Two of the world’s leading designers travelled to Scarborough to speak about their ground-breaking work.
Malcolm Garrett and Martin Lambie-Nairn gave a presentation to an audience of students and design enthusiasts at Westwood Theatre, which is part of Yorkshire Coast College.
The Digital Scarborough event, organised by Patrick Argent and Nick Taylor, gave people chance to find out more about the background to familiar, well known graphics and artwork, such as the branding for BBC, Channel 4 and O2.
Mr Garrett made his name in the music industry, designing record sleeves for bands including Buzzcocks, Duran Duran and Magazine.
He told the audience how he started out as a student at Manchester Poly in 1977, screen printing posters for the Buzzcocks for them to put up on pub walls.
As the music industry changed, so did his work, moving from record sleeve designs to CD graphics for the Spice Girls and on-stage video backdrops for Heaven 17.
Mr Garrett also spoke about the shift towards digital, telling the audience about a magazine article he wrote in 1993 titled “The Book is Dead”.
He said: “It was before the internet really got going.
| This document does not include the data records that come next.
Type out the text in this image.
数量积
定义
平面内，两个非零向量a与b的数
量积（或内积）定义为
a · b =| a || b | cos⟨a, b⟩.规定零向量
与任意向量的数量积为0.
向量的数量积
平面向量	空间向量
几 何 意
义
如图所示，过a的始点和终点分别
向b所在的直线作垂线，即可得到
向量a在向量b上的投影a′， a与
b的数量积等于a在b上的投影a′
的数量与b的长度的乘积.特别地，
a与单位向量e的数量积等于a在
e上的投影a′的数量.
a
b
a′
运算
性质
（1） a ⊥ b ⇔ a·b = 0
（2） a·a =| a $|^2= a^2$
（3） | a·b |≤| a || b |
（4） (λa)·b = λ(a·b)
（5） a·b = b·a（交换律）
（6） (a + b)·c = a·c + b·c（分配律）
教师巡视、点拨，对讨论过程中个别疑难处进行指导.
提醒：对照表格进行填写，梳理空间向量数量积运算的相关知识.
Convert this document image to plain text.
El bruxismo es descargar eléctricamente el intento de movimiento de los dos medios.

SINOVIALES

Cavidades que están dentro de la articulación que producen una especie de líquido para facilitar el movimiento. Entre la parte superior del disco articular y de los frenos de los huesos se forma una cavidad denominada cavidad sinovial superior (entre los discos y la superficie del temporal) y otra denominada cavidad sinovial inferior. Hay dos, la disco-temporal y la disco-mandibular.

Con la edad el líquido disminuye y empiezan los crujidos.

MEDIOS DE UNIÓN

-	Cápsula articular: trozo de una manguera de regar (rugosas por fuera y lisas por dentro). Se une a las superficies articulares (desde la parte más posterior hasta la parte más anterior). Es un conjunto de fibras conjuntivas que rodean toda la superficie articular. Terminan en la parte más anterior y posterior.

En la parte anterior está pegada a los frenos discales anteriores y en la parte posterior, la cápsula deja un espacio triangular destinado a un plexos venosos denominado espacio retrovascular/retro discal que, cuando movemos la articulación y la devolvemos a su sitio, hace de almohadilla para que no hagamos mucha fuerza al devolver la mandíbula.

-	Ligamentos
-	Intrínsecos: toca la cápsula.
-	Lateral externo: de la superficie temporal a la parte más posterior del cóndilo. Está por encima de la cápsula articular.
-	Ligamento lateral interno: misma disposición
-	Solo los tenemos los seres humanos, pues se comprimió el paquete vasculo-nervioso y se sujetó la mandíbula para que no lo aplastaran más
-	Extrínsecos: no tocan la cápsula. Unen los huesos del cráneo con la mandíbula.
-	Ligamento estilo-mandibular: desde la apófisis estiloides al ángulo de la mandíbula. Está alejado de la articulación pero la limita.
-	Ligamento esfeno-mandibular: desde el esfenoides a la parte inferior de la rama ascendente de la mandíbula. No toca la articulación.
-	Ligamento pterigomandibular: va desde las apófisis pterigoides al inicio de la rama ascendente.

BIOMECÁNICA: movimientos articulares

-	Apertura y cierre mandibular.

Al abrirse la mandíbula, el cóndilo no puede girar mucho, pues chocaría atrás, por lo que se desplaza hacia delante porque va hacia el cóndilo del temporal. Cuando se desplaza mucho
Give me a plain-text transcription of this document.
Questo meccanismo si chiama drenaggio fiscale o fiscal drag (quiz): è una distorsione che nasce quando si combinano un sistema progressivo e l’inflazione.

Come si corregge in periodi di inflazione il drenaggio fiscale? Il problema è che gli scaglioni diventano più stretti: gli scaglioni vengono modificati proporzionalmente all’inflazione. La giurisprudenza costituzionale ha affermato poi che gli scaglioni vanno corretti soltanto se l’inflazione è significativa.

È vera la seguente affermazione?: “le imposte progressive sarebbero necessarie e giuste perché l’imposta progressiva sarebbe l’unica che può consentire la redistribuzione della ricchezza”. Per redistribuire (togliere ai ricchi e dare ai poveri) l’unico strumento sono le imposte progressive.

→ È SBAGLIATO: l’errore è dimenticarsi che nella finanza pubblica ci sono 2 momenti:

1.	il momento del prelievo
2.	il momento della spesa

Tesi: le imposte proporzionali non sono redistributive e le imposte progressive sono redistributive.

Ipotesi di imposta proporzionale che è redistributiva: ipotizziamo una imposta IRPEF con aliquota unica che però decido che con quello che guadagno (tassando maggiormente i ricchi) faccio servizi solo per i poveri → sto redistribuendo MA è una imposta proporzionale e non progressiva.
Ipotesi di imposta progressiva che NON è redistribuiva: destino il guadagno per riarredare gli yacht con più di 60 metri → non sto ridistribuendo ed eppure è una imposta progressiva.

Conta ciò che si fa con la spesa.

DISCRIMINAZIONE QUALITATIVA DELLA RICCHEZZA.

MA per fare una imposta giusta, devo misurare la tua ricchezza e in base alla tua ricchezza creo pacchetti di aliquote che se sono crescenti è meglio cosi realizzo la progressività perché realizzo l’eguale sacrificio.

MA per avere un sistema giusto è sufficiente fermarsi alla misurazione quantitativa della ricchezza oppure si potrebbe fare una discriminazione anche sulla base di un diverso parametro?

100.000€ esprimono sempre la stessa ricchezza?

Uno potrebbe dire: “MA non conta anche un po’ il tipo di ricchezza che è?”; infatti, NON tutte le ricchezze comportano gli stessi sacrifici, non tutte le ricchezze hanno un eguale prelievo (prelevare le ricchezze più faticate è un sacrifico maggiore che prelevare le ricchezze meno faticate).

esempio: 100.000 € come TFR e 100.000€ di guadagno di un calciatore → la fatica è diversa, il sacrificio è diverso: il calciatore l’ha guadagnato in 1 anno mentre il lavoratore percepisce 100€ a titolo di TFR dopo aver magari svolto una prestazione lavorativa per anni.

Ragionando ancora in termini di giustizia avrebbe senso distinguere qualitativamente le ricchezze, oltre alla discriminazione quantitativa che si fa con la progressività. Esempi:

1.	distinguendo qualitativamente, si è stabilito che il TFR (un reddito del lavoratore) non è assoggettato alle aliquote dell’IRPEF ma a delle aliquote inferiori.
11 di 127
It horrified a lot of people in my industry - they were secretly hoping that computers would go away.
“For me it where it was going. Twenty years on and we’re still getting there.”
Mr Garrett also spoke about one of his most challenging projects - creating a bus route map from scratch for the city of Dublin.
He also worked on rebranding the UK border at Stansted Airport, which was so effective that the Government actually renamed the entire department.
The second half of the lecture was presented by Martin Lambie-Nairn, who has designed countless on-screen identities for Channel Four, rebranded the whole BBC Corporation with the advent of digital channels and also created the branding for the O2 mobile network.
Mr Lambie-Nairn is also known for conceiving the original idea for the satirical political series Spitting Image, that ran from 1984 to 1996.
He spoke about the early days of his career, when he was a graphic designer on ITV’s Weekend World, using cardboard and letraset.
He explained that his work has covered a number of areas since, including graphic design, TV commercials, business advertising and TV production.
Mr Lambie-Nairn said: “One of the advantages of having done this thing for a long time is that you realise that there are the same principles which apply to each project - and it has nothing to do with technology.
“Creating stuff is as much to do with relationships as it is to do with skills. It’s about working with people.”
Mr Lambie-Nairn shared his four key considerations for any project with the audience. These are: start with understanding; keep it simple; do it differently and manage consistency.
The designer, who is based in London, spoke about how if was difficult to get people onside when he was charged with rebranding the entire BBC Corporation.
He said: “When working in any organisation, it’s courteous to involve people at the firm.
“You have to get these people onside before you start dishing out design instructions.”
He explained that the simplification and unity of the new BBC brand saved the company £1.8 million in a year in stationery costs alone.
Mr Lambie-Nairn and Mr Garret both said they were delighted to have had the chance to visit Scarborough for the first time.
Mr Garrett said: “I’m a huge fan of Victorian architecture and I’ve been very exciting about coming here.”
• Mr Garrett will be the special studio guest of Charles White AKA Dr Rock on his show on BBC Radio York this Sunday at 5pm.
The programme will be available to listen to on BBC iPlayer for a week afterwards.